Hakikatin sadece kendi grubu içinden üretilme imkanı olduğuna inanan kişi, kendini entelektüel bakımdan zenginleştiremezse karşısındaki her düşünceyi yok etmeye çalışan tetikçiye dönüşmesi kaçınılmazdır. Nitekim Türkiye'de her düşünce sistemi içinde az veya çok bu tür militanlara rastlanmaktadır. Militan düşünmeye, tefekkür etmeye değil, yok etmeye kendini adamıştır

Bir parti, grup, cemaat içinde kalan ve hayata buradan bakan insan, kendini sadece kendi grubunun doğruluğuna adadığı için olayları çok boyutlu değerlendirme imkanından uzaklaşmıştır. Böylece bu kişi ötekine karşı hoşgörüsüz bir kişilik geliştirir ve dışarıdakini devamlı suçlu görmeye dönük bir psikolojik yapıya sahip olur.

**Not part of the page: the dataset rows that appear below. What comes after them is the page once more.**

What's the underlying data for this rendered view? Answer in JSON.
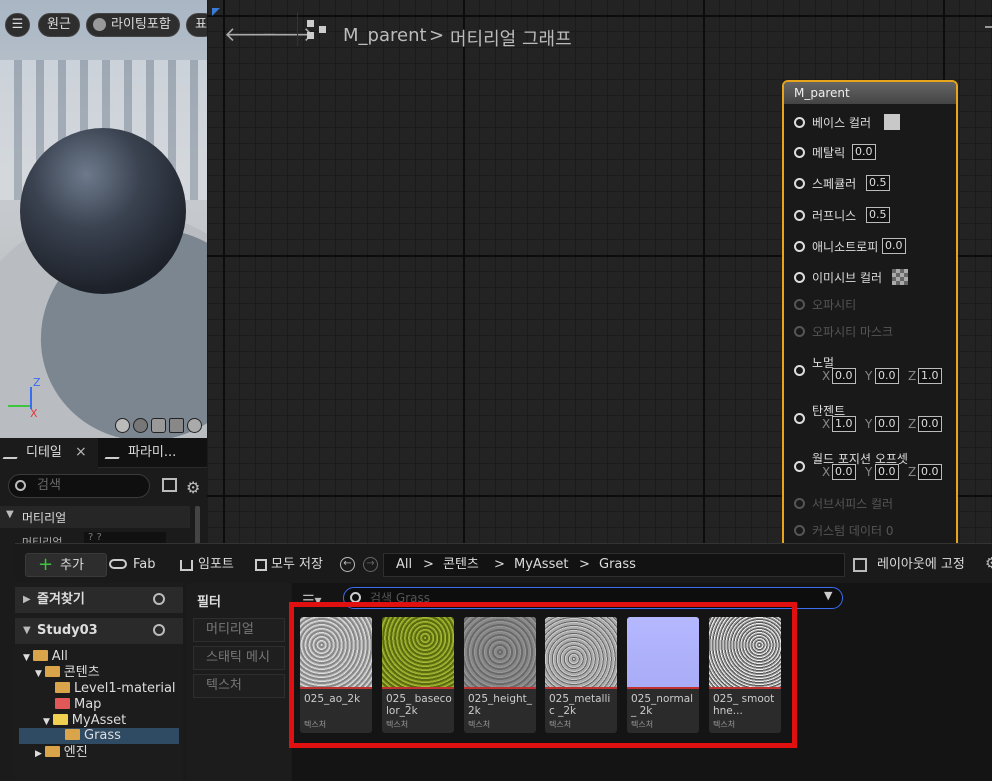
{
  "viewport": {
    "buttons": {
      "menu": "☰",
      "perspective": "원근",
      "lighting": "라이팅포함",
      "show": "표"
    },
    "axis": {
      "z": "Z",
      "x": "X"
    }
  },
  "details": {
    "tabs": [
      {
        "label": "디테일",
        "close": "×"
      },
      {
        "label": "파라미..."
      }
    ],
    "search_placeholder": "검색",
    "section": "머티리얼",
    "row_label": "머티리얼",
    "row_value": "? ?"
  },
  "graph": {
    "breadcrumb": {
      "asset": "M_parent",
      "sep": ">",
      "page": "머티리얼 그래프"
    },
    "node": {
      "title": "M_parent",
      "pins": [
        {
          "label": "베이스 컬러",
          "kind": "swatch",
          "color": "#c8c8c8"
        },
        {
          "label": "메탈릭",
          "kind": "value",
          "value": "0.0"
        },
        {
          "label": "스페큘러",
          "kind": "value",
          "value": "0.5"
        },
        {
          "label": "러프니스",
          "kind": "value",
          "value": "0.5"
        },
        {
          "label": "애니소트로피",
          "kind": "value",
          "value": "0.0"
        },
        {
          "label": "이미시브 컬러",
          "kind": "checker"
        },
        {
          "label": "오파시티",
          "kind": "disabled"
        },
        {
          "label": "오파시티 마스크",
          "kind": "disabled"
        },
        {
          "label": "노멀",
          "kind": "vector",
          "x": "0.0",
          "y": "0.0",
          "z": "1.0"
        },
        {
          "label": "탄젠트",
          "kind": "vector",
          "x": "1.0",
          "y": "0.0",
          "z": "0.0"
        },
        {
          "label": "월드 포지션 오프셋",
          "kind": "vector",
          "x": "0.0",
          "y": "0.0",
          "z": "0.0"
        },
        {
          "label": "서브서피스 컬러",
          "kind": "disabled"
        },
        {
          "label": "커스텀 데이터 0",
          "kind": "disabled"
        }
      ],
      "axis_labels": {
        "x": "X",
        "y": "Y",
        "z": "Z"
      }
    }
  },
  "content_browser": {
    "toolbar": {
      "add": "추가",
      "fab": "Fab",
      "import": "임포트",
      "save_all": "모두 저장",
      "path": [
        "All",
        "콘텐츠",
        "MyAsset",
        "Grass"
      ],
      "path_sep": ">",
      "lock_layout": "레이아웃에 고정"
    },
    "favorites": "즐겨찾기",
    "project": "Study03",
    "tree": [
      {
        "label": "All"
      },
      {
        "label": "콘텐츠"
      },
      {
        "label": "Level1-material"
      },
      {
        "label": "Map"
      },
      {
        "label": "MyAsset"
      },
      {
        "label": "Grass"
      },
      {
        "label": "엔진"
      }
    ],
    "filter_title": "필터",
    "filters": [
      "머티리얼",
      "스태틱 메시",
      "텍스처"
    ],
    "search_placeholder": "검색 Grass",
    "assets": [
      {
        "name": "025_ao_2k",
        "type": "텍스처"
      },
      {
        "name": "025_ basecolor_2k",
        "type": "텍스처"
      },
      {
        "name": "025_height_ 2k",
        "type": "텍스처"
      },
      {
        "name": "025_metallic _2k",
        "type": "텍스처"
      },
      {
        "name": "025_normal_ 2k",
        "type": "텍스처"
      },
      {
        "name": "025_ smoothne...",
        "type": "텍스처"
      }
    ]
  },
  "colors": {
    "node_border": "#e8a41b",
    "highlight": "#e01010",
    "folder": "#d9a44a",
    "selected": "#2f4a63"
  }
}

Bu toprakların geleneğinde sadece siyasal farklılıkların değil, fikir ayrılıklarının da kolaylıkla çatışmaya dönüşebileceği görülmektedir. Bu yüzden dikkatli olmak gerekir.

İnsanların sahip oldukları düşünce, ideoloji, yaşam tarzı konusunda alternatif ve eleştirel kaynaklardan beslenmemeleri bir süre sonra "ideolojik körlüğe" yol açıyor. "İdeolojik körlük", bir taraftan eleştirel düşüncenin yokluğunu getirirken diğer yandan, farklı düşüncelere karşı kalın ve aşılmaz duvarlar örüyor. İnsanlar giderek hakikatin sadece kendi algıladıkları biçimde olduğunu düşünüp, ötekini tamamen dışlıyorlar. Bu anlayışın bir adım ötesi şiddettir. Şiddet, ötekinin varlığını ortadan kaldırmadan kurtuluşa erişilemeyeceğinin düşünüldüğü eşikte başlar. Ne yazık ki, Türkiye bu tür bir anlayışa her devirde gebe olmuştur. Bu durum Türkiye üzerinde hesapları olanların işini bir hayli kolaylaştırmıştır. Özellikle 12 Eylül öncesi yaşanan kardeş kavgasının bir gecede sona ermesi bunu göstermektedir. Hem kavga sahici değildir, hem de başka bir proje için kullanılmaya müsaittir. Gezi olaylarını da böyle okumak gerekir. Gezi, bir özgürlük mücadelesi değil, yaslandığı Alevi-Sünni gerilimi üzerinden Türkiye'de kaos yaratma projesi olarak öne çıktı. Bunu olaylarda yaralanan Berkin'e gösterilen tepkinin, protestolar sırasında ölen diğer gence gösterilmeyişinde açıkça gördük. Kitlenin amacı şiddete karşı çıkmak değil, ölenin kimliği üzerinden tavır almaktır. Gençlerden birinin Alevi-solcu, diğerinin Sünni-muhafazakar olması olaya bakışı farklılaştırmaktadır. Öyle görülüyor ki, cenaze araçsallaştırılabildiği ölçüde değer kazanmaktadır.
            15 Temmuz öncesi, cemaatin Haşhaşilere benzetilmesinin ağır olduğu yolunda eleştiriler yapılmıştır. Çalışma usullerine ve düşünce biçimlerine bakılırsa bu benzetmenin çokta yanlış olmadığı görülecektir. Kaldı ki, 15 Temmuz darbe girişimi bu benzetmenin çok da yerinde olduğunu göstermiştir. Heterodoks bir dini hareket olan Haşhaşilerin dayandığı temel özellikler şunlardır;

1- Lidere aşırı, sorgulamadan ölümüne bağlılık,

2- Kendini gizleme ve zamanı geldiğinde harekete geçme,

3- Mücadele ettiği devlet içinde bürokratik kademelerde örgütlenmedir.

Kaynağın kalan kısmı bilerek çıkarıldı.